If you can identify the original maker of your computer's motherboard, hard drive, or other modular part inside the computer, you can probably find a manual or other service information from that company's Web site. The name of the original equipment manufacturer (the OEM) usually appears on a label or printed directly on a printed circuit board.
Most desktop computers are assembled from common modular parts, so it's generally quite easy to find replacement parts for repairs and upgrades. When you need a replacement, you don't have to find an exact match for the original. As long as it has the right type of connector to fit a socket in the motherboard, it doesn't matter if the new part is the same make and model. For example, if you need a new video controller card, you can go to a computer store or an online retailer and choose any card with the same kind of connection to the motherboard that offers the performance specifications you want, even if it's a different brand from the original. When you're ready to upgrade the computer with an additional memory module or hard drive, you can choose the one that offers the best combination of price and performance, regardless of who made it.

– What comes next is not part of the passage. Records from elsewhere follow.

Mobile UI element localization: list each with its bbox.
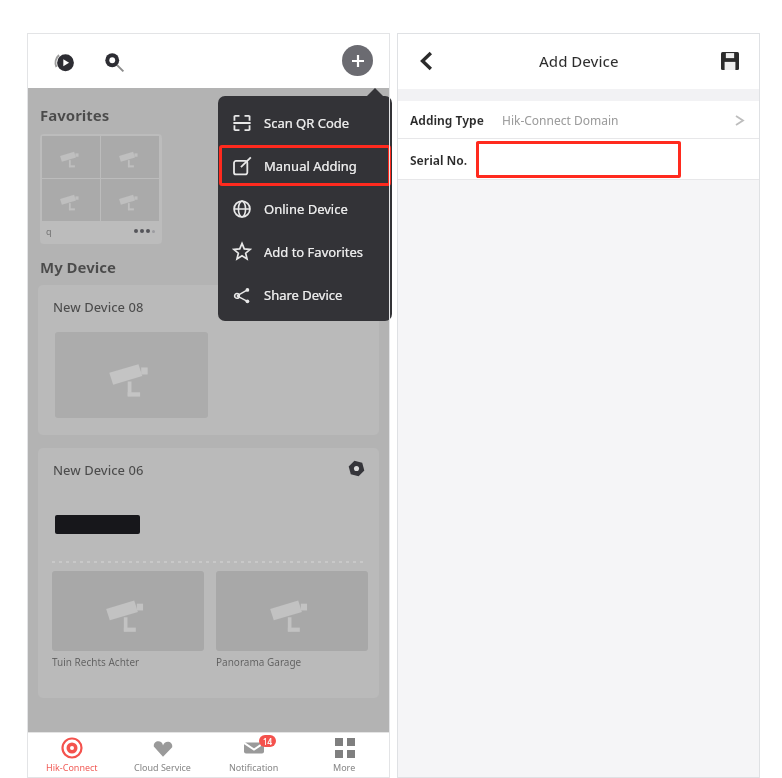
button[interactable]: Scan QR Code: [218, 101, 392, 144]
staticText: Serial No.: [410, 152, 468, 168]
button[interactable]: Live View: [49, 45, 81, 77]
button[interactable]: [476, 141, 681, 178]
staticText: New Device 08: [53, 298, 144, 316]
button[interactable]: Add to Favorites: [218, 230, 392, 273]
button[interactable]: Adding Type: [397, 101, 760, 139]
staticText: Share Device: [264, 286, 343, 304]
staticText: Manual Adding: [264, 157, 357, 175]
staticText: My Device: [40, 257, 116, 277]
staticText: More: [333, 761, 356, 773]
staticText: Cloud Service: [134, 761, 191, 773]
button[interactable]: Share Device: [218, 273, 392, 316]
button[interactable]: Device settings: [348, 460, 365, 477]
staticText: Tuin Rechts Achter: [52, 655, 140, 669]
staticText: Hik-Connect: [46, 761, 98, 773]
button[interactable]: [216, 571, 368, 651]
button[interactable]: Hik-Connect: [27, 732, 117, 778]
staticText: Panorama Garage: [216, 655, 302, 669]
staticText: Adding Type: [410, 112, 484, 128]
button[interactable]: Add: [342, 45, 373, 76]
staticText: Notification: [229, 761, 279, 773]
staticText: Online Device: [264, 200, 348, 218]
button[interactable]: Cloud Service: [117, 732, 208, 778]
staticText: Scan QR Code: [264, 114, 350, 132]
button[interactable]: More: [299, 732, 390, 778]
button[interactable]: Search: [97, 45, 129, 77]
button[interactable]: q: [40, 134, 162, 244]
staticText: q: [46, 225, 52, 237]
button[interactable]: Manual Adding: [218, 144, 392, 187]
button[interactable]: New Device 08: [38, 285, 379, 435]
button[interactable]: Online Device: [218, 187, 392, 230]
staticText: 14: [263, 736, 273, 747]
staticText: Hik-Connect Domain: [502, 112, 619, 128]
staticText: Favorites: [40, 105, 110, 125]
button[interactable]: New Device 06: [38, 448, 379, 698]
button[interactable]: 14: [208, 732, 299, 778]
button[interactable]: Save: [716, 47, 744, 75]
button[interactable]: Back: [411, 45, 443, 77]
staticText: New Device 06: [53, 461, 144, 479]
staticText: Add Device: [539, 51, 619, 71]
staticText: Add to Favorites: [264, 243, 364, 261]
button[interactable]: [52, 571, 204, 651]
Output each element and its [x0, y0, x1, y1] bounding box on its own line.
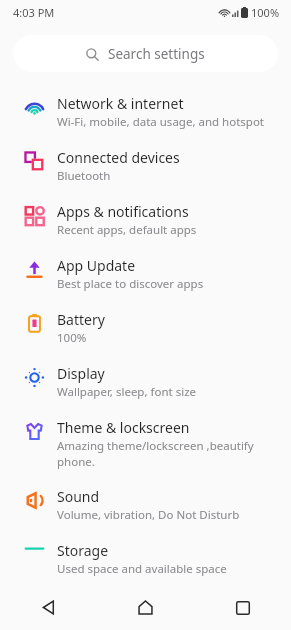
staticText: Battery: [57, 310, 105, 329]
staticText: Best place to discover apps: [57, 276, 204, 292]
button[interactable]: Theme & lockscreen: [0, 409, 291, 478]
button[interactable]: Storage: [0, 532, 291, 585]
staticText: Used space and available space: [57, 561, 227, 576]
staticText: Bluetooth: [57, 168, 111, 184]
button[interactable]: Search settings: [13, 35, 278, 72]
staticText: Theme & lockscreen: [57, 418, 190, 437]
button[interactable]: Recent apps: [194, 585, 291, 630]
staticText: Network & internet: [57, 94, 184, 113]
staticText: Recent apps, default apps: [57, 222, 197, 238]
staticText: Connected devices: [57, 148, 180, 167]
staticText: App Update: [57, 256, 136, 275]
staticText: Apps & notifications: [57, 202, 189, 221]
button[interactable]: Sound: [0, 478, 291, 532]
staticText: Display: [57, 364, 105, 383]
staticText: Search settings: [108, 45, 205, 63]
button[interactable]: Connected devices: [0, 139, 291, 193]
staticText: 100%: [57, 330, 87, 346]
button[interactable]: Network & internet: [0, 85, 291, 139]
staticText: 4:03 PM: [13, 5, 55, 20]
button[interactable]: Back: [0, 585, 97, 630]
button[interactable]: App Update: [0, 247, 291, 301]
staticText: Wallpaper, sleep, font size: [57, 384, 197, 400]
staticText: Wi-Fi, mobile, data usage, and hotspot: [57, 114, 264, 130]
staticText: Storage: [57, 541, 109, 560]
staticText: Volume, vibration, Do Not Disturb: [57, 507, 240, 523]
button[interactable]: Home: [97, 585, 194, 630]
staticText: Amazing theme/lockscreen ,beautify phone…: [57, 438, 254, 469]
button[interactable]: Apps & notifications: [0, 193, 291, 247]
staticText: Sound: [57, 487, 100, 506]
button[interactable]: Display: [0, 355, 291, 409]
staticText: 100%: [251, 5, 280, 20]
button[interactable]: Battery: [0, 301, 291, 355]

But some computer parts, especially in laptop systems, are unique to a specific model. The only source for these parts is the original manufacturer. This should not be a problem if you need warranty service, but after a few years, some essential parts might no longer be available. By the time you have handed down the computer to the second or third child in the family, or relegated it to duty as a backup for low-priority use in your business, it could be extremely difficult to find a replacement for a worn-out switch or a damaged display screen.